Although I retired the Homo No Mo play in 2008, I have continued to perform the opening scene (and will feature it in the next episode of Bubble&Squeak.)
Reaching this anniversary though feels significant, especially as I have begun to transition my work away from live performances to radio and podcast production. Just today I started working with a new client for a podcast to accompany a quarterly magazine.
In those 17 years since I first performed Homo No Mo, I met extraordinary people–ex-gay survivors like Christine Bakke, Jacob Wilson, Alex and Noa, Daniel Gonzales, Anthony Venn-Brown, Jeremy Marks, Steven Fales, Darlene Bogle, Jallen Rix, and many more in the USA, Canada, the UK, Sweden, Ecuador, Malta, and South Africa.
I am grateful for the many people who stood up and told their stories, who bore witness to the dreadful harm they experienced. I feel gratitude for the wives of ex-gay survivors like Carol Bolz and the many allies like Michael Airhart, Bruce Garrett, and Wayne Besen.
Morgan Jon Fox and a crew of filmmakers in Memphis recorded the final performance of Doin Time in the Homo No Mo Halfway House. There are two thousand DVDs of it out in the world, and now it is available on Amazon Prime.
As someone who experienced trauma and is surviving it, I understood there was a time to move on to other work that was not directly related to my own story. That history though–both the trauma and the overcoming–are essential to my life today, and still comes up in my work around climate change and queer Bible scholarship. Last year I connected my wacky conversion therapy sordid past with my climate work today. I wrote an essay, Butt Demons and Climate Denial for MeetingHouseXYZ.
More and more though that conversion therapy past and the ways I addressed it through art and activism are a biographical footnote. Stil, I know I could never be doing the work I do today if it weren’t for the many lessons I learned through Doin’ Time speaking out about conversion therapy.

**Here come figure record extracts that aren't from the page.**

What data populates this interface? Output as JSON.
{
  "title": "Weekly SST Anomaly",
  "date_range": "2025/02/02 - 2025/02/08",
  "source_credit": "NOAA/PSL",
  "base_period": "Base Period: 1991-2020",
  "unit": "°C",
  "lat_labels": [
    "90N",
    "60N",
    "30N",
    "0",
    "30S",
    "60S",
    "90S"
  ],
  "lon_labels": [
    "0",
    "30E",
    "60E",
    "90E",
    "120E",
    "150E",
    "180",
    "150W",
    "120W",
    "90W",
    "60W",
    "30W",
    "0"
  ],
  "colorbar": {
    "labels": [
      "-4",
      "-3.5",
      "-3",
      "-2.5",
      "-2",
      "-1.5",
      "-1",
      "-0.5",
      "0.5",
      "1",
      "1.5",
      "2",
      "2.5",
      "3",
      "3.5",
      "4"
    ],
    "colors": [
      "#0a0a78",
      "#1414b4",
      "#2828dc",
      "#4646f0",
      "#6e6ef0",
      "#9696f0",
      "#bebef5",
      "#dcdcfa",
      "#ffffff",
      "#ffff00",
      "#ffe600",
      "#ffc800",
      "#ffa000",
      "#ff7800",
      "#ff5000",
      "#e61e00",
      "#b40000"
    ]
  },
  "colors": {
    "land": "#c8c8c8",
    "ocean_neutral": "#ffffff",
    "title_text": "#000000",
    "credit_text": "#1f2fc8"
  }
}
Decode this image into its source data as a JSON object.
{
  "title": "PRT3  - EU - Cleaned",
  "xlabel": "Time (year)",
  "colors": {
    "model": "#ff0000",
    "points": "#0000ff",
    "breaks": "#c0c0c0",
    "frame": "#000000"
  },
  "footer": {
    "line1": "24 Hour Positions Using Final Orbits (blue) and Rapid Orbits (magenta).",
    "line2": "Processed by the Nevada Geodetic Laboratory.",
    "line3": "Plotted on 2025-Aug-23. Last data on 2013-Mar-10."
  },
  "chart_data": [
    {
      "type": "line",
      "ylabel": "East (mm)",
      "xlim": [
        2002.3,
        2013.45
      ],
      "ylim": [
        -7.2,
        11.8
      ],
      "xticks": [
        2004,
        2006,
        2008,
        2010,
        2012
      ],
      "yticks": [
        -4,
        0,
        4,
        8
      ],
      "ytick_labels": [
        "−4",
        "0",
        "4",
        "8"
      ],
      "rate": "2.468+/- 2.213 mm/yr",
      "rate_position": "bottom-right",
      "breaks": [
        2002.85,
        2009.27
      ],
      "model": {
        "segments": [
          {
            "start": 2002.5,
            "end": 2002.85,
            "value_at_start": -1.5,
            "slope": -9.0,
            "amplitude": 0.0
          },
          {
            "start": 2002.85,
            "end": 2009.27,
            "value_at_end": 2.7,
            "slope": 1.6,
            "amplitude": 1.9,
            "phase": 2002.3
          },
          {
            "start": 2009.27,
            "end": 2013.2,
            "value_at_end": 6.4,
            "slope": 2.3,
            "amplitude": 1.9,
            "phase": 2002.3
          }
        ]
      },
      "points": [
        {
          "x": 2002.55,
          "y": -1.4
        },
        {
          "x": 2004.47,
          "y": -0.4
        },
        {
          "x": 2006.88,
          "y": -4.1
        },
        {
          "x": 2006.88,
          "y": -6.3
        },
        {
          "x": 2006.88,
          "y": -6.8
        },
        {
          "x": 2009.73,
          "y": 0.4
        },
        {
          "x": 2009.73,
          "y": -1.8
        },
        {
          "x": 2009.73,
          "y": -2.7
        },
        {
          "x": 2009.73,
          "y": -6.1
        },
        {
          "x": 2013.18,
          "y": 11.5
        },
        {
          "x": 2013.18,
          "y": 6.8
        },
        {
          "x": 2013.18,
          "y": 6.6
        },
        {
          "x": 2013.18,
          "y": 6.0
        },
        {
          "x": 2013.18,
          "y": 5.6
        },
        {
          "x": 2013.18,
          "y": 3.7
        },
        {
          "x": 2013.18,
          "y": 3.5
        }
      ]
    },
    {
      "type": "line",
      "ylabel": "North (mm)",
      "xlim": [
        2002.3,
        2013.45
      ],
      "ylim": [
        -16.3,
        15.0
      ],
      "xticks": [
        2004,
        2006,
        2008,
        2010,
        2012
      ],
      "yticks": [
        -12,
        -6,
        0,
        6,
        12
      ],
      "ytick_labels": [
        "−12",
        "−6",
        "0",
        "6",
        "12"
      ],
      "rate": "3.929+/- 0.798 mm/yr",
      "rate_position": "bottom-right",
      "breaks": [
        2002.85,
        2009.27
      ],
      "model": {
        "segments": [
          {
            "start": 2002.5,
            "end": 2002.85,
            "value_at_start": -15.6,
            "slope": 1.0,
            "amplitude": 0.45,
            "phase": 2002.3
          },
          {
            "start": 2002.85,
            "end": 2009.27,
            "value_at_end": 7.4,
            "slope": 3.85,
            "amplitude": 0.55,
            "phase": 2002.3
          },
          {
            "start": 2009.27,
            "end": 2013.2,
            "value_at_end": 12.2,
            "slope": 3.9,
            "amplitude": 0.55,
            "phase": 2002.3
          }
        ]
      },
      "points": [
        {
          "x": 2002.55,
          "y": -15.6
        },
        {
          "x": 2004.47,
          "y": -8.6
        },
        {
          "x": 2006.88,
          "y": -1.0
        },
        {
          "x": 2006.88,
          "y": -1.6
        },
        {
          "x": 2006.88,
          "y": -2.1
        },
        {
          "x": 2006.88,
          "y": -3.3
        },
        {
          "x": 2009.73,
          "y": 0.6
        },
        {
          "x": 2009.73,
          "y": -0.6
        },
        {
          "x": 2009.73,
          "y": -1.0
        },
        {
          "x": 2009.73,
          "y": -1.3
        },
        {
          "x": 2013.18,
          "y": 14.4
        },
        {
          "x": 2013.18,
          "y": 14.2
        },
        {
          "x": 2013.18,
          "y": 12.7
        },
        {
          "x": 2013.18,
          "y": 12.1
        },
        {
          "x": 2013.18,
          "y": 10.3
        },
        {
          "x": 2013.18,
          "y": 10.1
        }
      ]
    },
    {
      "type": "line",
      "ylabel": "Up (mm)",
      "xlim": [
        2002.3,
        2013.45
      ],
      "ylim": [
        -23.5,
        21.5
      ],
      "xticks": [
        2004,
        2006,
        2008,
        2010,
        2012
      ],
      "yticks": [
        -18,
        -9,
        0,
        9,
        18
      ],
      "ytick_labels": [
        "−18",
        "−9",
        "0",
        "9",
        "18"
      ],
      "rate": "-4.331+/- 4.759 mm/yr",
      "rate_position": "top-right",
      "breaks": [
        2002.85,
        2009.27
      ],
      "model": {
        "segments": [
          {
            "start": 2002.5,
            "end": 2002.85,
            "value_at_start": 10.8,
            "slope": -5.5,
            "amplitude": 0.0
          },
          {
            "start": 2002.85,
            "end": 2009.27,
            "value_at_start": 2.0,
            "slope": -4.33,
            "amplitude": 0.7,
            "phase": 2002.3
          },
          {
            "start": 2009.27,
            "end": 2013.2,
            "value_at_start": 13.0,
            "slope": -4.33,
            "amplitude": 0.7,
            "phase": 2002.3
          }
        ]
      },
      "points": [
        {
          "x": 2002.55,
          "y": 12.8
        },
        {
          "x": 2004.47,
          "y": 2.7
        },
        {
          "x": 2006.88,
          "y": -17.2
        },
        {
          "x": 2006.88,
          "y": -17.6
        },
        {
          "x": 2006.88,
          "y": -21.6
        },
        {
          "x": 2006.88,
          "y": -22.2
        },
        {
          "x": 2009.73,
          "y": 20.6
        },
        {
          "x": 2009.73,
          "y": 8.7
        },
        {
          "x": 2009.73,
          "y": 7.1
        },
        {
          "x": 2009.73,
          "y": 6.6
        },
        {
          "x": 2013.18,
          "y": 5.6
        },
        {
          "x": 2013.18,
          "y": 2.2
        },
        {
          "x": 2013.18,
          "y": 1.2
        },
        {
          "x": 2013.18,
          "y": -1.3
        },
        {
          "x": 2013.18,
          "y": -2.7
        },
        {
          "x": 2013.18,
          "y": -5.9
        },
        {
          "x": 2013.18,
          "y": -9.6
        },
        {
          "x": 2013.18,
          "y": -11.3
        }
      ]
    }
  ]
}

Many thanks to everyone who booked a performance, brought me to your campus or church, purchased a DVD, showed the movie to your group, and contacted me to share my story in the media. I am grateful for the Quakers who provided the moral support I needed to step up and tell my story. Oh, I especially love it when someone comes up to me quoting one of the lines in the show.
If you never saw the show or want to see it again, check out the recording of that amazing night in Memphis when I retired it. That was perhaps the greatest audience of my life!